Department of Process Chemistry, Merck & Co. Inc. , Rahway, New Jersey 07065, United States.
J Am Chem Soc. 2015 Jan 21;137(2):999-1006. doi: 10.1021/ja511872a. Epub 2015 Jan 7.
We report a concise, enantio- and diastereoselective route to novel nonsymmetrically substituted N-protected β,β-diaryl-α-amino acids and esters, through the asymmetric hydrogenation of tetrasubstituted olefins, some of the most challenging examples in the field. Stereoselective generation of an E- or Z-enol tosylate, when combined with stereoretentive Suzuki-Miyaura cross-coupling and enantioselective hydrogenation catalyzed by (NBD)2RhBF4 and a Josiphos ligand, allows for full control over the two vicinal stereogenic centers. High yields and excellent enantioselectivities (up to 99% ee) were obtained for a variety of N-acetyl, N-methoxycarbonyl, and N-Boc β,β-diaryldehydroamino acids, containing a diverse and previously unreported series of heterocyclic and aryl substituted groups (24 examples) and allowing access to all four stereoisomers of these valuable building blocks.
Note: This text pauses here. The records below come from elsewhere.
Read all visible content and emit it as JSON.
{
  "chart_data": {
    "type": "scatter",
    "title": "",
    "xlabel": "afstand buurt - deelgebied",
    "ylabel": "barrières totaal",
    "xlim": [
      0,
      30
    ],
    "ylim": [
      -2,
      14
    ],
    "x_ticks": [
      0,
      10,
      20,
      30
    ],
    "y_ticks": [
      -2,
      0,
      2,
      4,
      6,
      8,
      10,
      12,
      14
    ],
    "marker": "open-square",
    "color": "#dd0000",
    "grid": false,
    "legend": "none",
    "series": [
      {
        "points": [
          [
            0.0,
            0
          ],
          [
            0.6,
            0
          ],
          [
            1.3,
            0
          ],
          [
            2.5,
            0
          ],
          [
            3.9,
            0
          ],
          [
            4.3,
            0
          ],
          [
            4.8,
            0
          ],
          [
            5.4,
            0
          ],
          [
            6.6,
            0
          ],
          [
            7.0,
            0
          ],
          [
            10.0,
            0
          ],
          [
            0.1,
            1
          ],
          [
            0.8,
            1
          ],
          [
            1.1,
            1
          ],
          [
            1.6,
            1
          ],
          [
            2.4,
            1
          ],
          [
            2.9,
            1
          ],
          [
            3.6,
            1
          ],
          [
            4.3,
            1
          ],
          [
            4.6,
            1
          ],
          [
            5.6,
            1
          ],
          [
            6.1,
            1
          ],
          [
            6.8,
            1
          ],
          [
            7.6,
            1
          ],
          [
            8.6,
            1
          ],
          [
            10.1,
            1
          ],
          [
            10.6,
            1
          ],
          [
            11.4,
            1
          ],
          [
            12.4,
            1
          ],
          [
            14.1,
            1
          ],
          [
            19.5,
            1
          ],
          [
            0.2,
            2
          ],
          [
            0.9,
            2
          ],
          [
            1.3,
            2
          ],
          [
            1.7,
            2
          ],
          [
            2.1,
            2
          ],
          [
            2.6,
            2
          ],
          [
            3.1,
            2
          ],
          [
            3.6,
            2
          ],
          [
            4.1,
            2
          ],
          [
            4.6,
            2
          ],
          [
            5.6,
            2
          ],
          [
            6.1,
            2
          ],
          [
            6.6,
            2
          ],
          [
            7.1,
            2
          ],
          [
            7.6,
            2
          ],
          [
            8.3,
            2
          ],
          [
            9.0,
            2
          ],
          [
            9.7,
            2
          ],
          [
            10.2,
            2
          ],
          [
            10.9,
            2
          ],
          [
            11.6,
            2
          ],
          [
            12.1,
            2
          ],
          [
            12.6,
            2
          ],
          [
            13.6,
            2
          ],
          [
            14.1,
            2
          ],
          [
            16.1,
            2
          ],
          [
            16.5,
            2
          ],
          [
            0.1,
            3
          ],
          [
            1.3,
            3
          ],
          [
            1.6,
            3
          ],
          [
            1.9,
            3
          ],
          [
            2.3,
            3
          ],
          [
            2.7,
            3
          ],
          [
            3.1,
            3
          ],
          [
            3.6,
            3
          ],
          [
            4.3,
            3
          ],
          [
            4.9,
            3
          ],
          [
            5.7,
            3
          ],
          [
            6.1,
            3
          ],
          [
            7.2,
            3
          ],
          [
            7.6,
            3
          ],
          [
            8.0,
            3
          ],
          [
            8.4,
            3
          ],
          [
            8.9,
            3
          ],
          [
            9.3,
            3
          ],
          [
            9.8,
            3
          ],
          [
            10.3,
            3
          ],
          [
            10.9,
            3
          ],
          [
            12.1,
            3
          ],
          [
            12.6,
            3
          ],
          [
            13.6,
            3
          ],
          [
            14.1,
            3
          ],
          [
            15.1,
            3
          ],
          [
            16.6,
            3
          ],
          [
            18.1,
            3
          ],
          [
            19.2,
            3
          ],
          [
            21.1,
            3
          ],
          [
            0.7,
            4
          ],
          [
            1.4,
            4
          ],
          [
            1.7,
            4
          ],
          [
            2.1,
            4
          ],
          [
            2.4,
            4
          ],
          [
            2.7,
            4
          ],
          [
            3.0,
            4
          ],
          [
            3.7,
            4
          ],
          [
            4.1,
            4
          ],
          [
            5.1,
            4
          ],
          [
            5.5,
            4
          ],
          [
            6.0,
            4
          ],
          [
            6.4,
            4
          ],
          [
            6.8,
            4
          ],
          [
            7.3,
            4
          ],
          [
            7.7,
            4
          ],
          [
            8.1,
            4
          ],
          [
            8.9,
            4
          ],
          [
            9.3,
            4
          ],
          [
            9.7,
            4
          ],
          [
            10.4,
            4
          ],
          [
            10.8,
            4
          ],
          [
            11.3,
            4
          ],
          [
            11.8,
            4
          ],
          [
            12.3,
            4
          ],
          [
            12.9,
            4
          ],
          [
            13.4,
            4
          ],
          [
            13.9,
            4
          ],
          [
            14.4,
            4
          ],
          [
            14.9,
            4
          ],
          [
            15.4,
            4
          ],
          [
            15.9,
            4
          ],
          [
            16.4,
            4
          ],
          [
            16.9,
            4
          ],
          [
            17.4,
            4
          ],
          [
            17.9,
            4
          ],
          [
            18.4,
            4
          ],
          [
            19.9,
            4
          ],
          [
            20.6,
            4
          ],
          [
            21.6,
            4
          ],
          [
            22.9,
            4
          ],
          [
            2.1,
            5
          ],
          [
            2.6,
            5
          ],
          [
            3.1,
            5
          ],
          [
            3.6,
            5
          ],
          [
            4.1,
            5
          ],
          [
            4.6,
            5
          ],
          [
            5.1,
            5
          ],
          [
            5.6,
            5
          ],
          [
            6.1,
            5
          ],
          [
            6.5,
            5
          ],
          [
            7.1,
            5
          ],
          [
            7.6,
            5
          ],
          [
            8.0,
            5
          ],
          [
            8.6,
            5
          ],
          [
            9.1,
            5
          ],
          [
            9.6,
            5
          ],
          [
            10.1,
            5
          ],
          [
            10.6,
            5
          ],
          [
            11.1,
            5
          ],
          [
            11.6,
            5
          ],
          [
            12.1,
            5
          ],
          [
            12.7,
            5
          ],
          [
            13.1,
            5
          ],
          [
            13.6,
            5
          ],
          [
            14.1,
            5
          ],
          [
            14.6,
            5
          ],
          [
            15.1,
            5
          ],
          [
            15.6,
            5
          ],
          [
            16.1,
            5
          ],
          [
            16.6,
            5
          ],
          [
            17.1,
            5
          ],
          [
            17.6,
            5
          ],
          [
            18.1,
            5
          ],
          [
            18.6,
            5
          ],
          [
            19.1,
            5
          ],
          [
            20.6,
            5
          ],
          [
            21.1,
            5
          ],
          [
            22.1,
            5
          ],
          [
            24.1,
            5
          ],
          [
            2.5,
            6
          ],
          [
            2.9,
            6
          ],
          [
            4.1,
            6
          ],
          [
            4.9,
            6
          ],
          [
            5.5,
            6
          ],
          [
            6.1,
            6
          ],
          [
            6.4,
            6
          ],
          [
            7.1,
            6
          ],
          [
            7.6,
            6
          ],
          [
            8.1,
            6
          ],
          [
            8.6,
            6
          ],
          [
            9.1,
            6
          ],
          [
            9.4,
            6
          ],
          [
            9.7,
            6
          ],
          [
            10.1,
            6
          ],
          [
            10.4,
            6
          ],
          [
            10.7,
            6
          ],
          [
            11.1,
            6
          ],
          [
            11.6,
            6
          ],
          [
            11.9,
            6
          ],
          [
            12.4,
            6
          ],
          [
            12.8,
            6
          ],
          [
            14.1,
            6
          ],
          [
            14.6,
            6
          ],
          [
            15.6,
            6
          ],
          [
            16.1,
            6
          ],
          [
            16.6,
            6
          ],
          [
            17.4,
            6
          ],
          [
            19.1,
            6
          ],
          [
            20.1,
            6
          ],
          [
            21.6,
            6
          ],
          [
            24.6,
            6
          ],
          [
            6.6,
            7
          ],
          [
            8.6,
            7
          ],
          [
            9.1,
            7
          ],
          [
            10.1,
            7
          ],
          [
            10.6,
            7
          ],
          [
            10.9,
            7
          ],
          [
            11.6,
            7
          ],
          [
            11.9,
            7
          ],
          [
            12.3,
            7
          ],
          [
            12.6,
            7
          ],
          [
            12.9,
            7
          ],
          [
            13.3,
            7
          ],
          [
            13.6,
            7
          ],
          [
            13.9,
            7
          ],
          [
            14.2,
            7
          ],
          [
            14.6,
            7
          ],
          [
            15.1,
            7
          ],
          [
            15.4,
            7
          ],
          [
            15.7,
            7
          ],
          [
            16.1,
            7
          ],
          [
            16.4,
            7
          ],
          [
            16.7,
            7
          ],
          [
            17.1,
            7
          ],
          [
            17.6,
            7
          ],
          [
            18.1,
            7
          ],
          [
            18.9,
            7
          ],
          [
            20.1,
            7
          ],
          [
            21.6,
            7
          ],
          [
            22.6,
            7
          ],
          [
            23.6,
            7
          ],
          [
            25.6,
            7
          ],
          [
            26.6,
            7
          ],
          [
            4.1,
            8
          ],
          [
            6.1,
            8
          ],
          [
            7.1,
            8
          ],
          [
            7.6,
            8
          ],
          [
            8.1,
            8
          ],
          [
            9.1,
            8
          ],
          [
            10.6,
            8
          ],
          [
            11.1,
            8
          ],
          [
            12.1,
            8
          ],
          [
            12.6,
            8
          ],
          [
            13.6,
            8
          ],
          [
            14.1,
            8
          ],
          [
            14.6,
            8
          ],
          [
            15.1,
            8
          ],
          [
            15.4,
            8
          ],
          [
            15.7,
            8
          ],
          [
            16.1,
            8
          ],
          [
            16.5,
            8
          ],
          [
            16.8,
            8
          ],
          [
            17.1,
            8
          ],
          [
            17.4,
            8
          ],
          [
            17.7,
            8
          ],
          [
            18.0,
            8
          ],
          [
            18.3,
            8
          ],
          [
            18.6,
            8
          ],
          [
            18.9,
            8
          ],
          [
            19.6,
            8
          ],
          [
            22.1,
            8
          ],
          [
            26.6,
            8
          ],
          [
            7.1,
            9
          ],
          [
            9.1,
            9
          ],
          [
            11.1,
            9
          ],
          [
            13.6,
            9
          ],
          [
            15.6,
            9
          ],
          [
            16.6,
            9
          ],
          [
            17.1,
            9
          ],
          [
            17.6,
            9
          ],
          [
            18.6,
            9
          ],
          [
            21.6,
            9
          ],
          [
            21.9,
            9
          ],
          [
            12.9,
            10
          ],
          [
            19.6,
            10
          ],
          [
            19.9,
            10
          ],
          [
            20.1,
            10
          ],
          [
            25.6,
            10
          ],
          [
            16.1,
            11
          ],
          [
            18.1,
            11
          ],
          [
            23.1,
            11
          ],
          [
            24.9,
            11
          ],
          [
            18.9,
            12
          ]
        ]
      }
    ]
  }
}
我们报告了一种简洁、对映和非对映选择性的方法,通过不对称氢化四取代烯烃,合成新型非对称取代的 N-保护的β,β-二芳基-α-氨基酸及其酯,其中一些是该领域最具挑战性的例子。立体选择性地生成 E-或 Z-烯醇对甲苯磺酸盐,与立体保持的 Suzuki-Miyaura 交叉偶联以及(NBD)2RhBF4 和 Josiphos 配体催化的对映选择性氢化相结合,可完全控制两个相邻的立体中心。对于各种 N-乙酰基、N-甲氧基羰基和 N-Bocβ,β-二芳基脱氢氨基酸,获得了高产率和优异的对映选择性(高达 99%ee),其中包含了以前未报道的一系列杂环和芳基取代基的多种(24 个实例),并可获得这些有价值的构建块的所有四个立体异构体。